Gary Funk, region fleet manager for the U.S. Marine Corps Southwest, said Camp Pendleton is one of only two military installations in the country that will have a hydrogen station. The other is at the Army's Fort Belvoir in Virginia.
Camp Pendleton's station will be connected to the hydrogen highway near the base's front gate off Interstate 5. Private vehicles will have access to the fueling station in about five years, Funk said.
Initially, the station will be used to fuel a modified Chevrolet Silverado on base that's been converted to run on a fuel-cell system.
Used for administrative purposes, the truck generates electricity by running hydrogen through a fuel cell stack, according to GM spokesman Barthmuss. When the hydrogen combines with oxygen, it creates electrons that generate an electric current, Barthmuss said.
The Silverado was tested by the Army at Fort Belvoir before it was transferred to the Marines at Camp Pendleton for further testing last year.
General Motors is working toward developing a fuel-cell system that can compete with internal combustion engines by 2010. Within the next decade, GM hopes to sell commercially viable vehicles in the showroom.
In the meantime, the company is pursuing various hybrid systems and just unveiled a hybrid sport utility vehicle in Detroit, Barthmuss said.
"By 2007 we will have three different hybrid systems on 12 of our most popular models," he said.
GM also produces 400,000 flex vehicles a year that can run on either regular unleaded gasoline or a fuel called E85 that runs on 85 percent ethanol and 15 percent gasoline.
Massachusetts-based Ztek Corp. will build the hydrogen fueling station at Camp Pendleton. The Navy and Ztek will share the construction costs.
Ztek has plans to build similar stations along Interstates 5 and 405 and state Route 73, according to Ztek President Michael Hsu. And the company is involved in similar projects in Northern California that would essentially connect Los Angeles to San Jose on the Hydrogen Highway Network, Hsu said.
Adding To The Mobility
Funk, who manages the Marine Corps fleets in the Southwest, said Camp Pendleton provides the concrete pad to operate the station and coordinates the availability of natural gas and electricity with San Diego Gas & Electric Co.

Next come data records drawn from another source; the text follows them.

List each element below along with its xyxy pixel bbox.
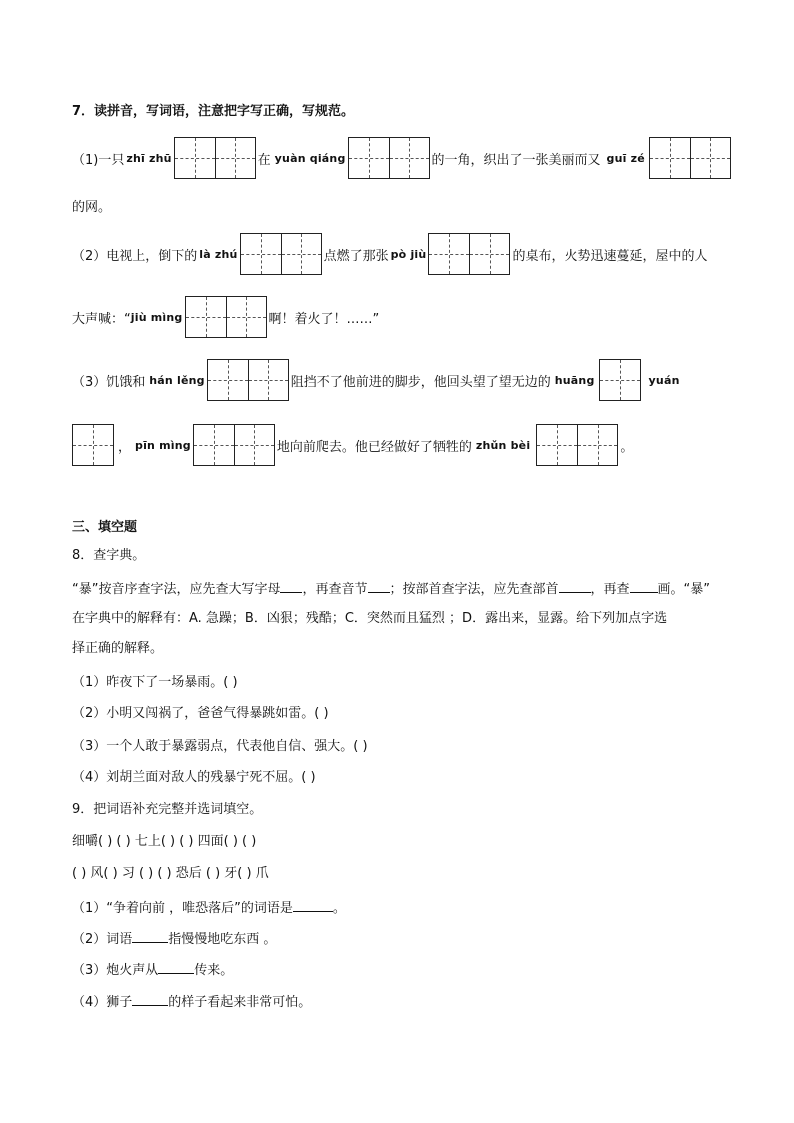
writing-grid-10[interactable] [193,424,275,466]
q9-item-1-blank[interactable] [293,897,333,912]
q9-item-2-end: 指慢慢地吃东西 。 [168,932,277,947]
pinyin-yuan: yuán [648,373,680,387]
writing-grid-3[interactable] [649,137,731,179]
q7-s1-end: 的网。 [72,200,112,215]
q9-item-2-blank[interactable] [132,928,168,943]
q8-paragraph-line3: 择正确的解释。 [72,641,164,656]
q7-s3-line1 [72,359,680,401]
q8-text-d: ，再查 [590,582,630,597]
pinyin-jiuming: jiù mìng [130,310,183,324]
q9-title: 9．把词语补充完整并选词填空。 [72,802,263,817]
writing-grid-5[interactable] [428,233,510,275]
writing-grid-8[interactable] [599,359,641,401]
q7-s3-l2-text1: ， [118,439,132,455]
writing-grid-7[interactable] [207,359,289,401]
q8-paragraph-line2: 在字典中的解释有：A. 急躁；B．凶狠；残酷；C．突然而且猛烈 ；D．露出来，显露。给下列加点字选 [72,611,668,626]
q7-s2-prefix: （2）电视上，倒下的 [72,248,198,264]
q7-title: 7．读拼音，写词语，注意把字写正确，写规范。 [72,104,355,119]
q9-idiom-row-2: ( ) 风( ) 习 ( ) ( ) 恐后 ( ) 牙( ) 爪 [72,866,269,881]
pinyin-huang: huāng [554,373,595,387]
q7-s1-prefix: （1)一只 [72,152,125,168]
q7-s3-l2-end: 。 [620,439,634,455]
q9-item-3 [72,959,233,981]
q8-text-e: 画。“暴” [657,582,711,597]
writing-grid-2[interactable] [348,137,430,179]
blank-syllable[interactable] [368,578,390,593]
q9-idiom-row-1: 细嚼( ) ( ) 七上( ) ( ) 四面( ) ( ) [72,834,257,849]
q7-s3-prefix: （3）饥饿和 [72,374,146,390]
writing-grid-6[interactable] [185,296,267,338]
pinyin-pojiu: pò jiù [390,247,427,261]
pinyin-pinming: pīn mìng [135,438,191,452]
q7-s2-l2-prefix: 大声喊：“ [72,311,131,327]
q9-item-2 [72,928,276,950]
q7-s1-line1 [72,137,731,179]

Although the station will be mounted when placed on the pad, it has the flexibility to be moved to another site where utilities are available.
"It's not like a gas station with 10,000-gallon tanks buried underground," Funk said. "There are leak detectors on this, but they're built into the system so when you move the module, everything goes with it."
The Camp Pendleton station will be able to produce 30 kilograms of hydrogen per day and have the capacity to store 60 kilograms. Funk said they'd like to be able to expand the pressure inside the storage tanks from 5,000 to 10,000 pounds per square inch at some point to enable the vehicles to drive longer distances. At 5,000 psi, the cars can be driven about 130 miles before refueling. At 10,000 psi, the cars can be driven about 70 miles more.
"The more volume you have, the further you can go," he said.
Safety has been a big concern in locating a hydrogen fueling station at Camp Pendleton, and almost a year was spent studying the environmental impacts. Funk said the study involved fire and safety departments, archaeological and historic groups, and nearby communities were notified.
The U.S. Department of Energy's National Environmental Policy Act Program was involved in the studies. Funk said its studies concluded that a person exposed to a hydrogen blast standing 50 feet away would probably be picked up and thrown to the ground. The impact of a blast from a distance of 300 feet would be enough to crack a window, he said.
Funk said an explosion at a gasoline station with liquid fuel stored underground would be greater than an explosion caused by 100 kilograms of hydrogen.
"That (hydrogen) would dispense in the atmosphere so quickly the damage would be minimal compared to a gasoline station," Funk said. "Everyone involved in this is completely comfortable that this is a safe thing and the right thing to do."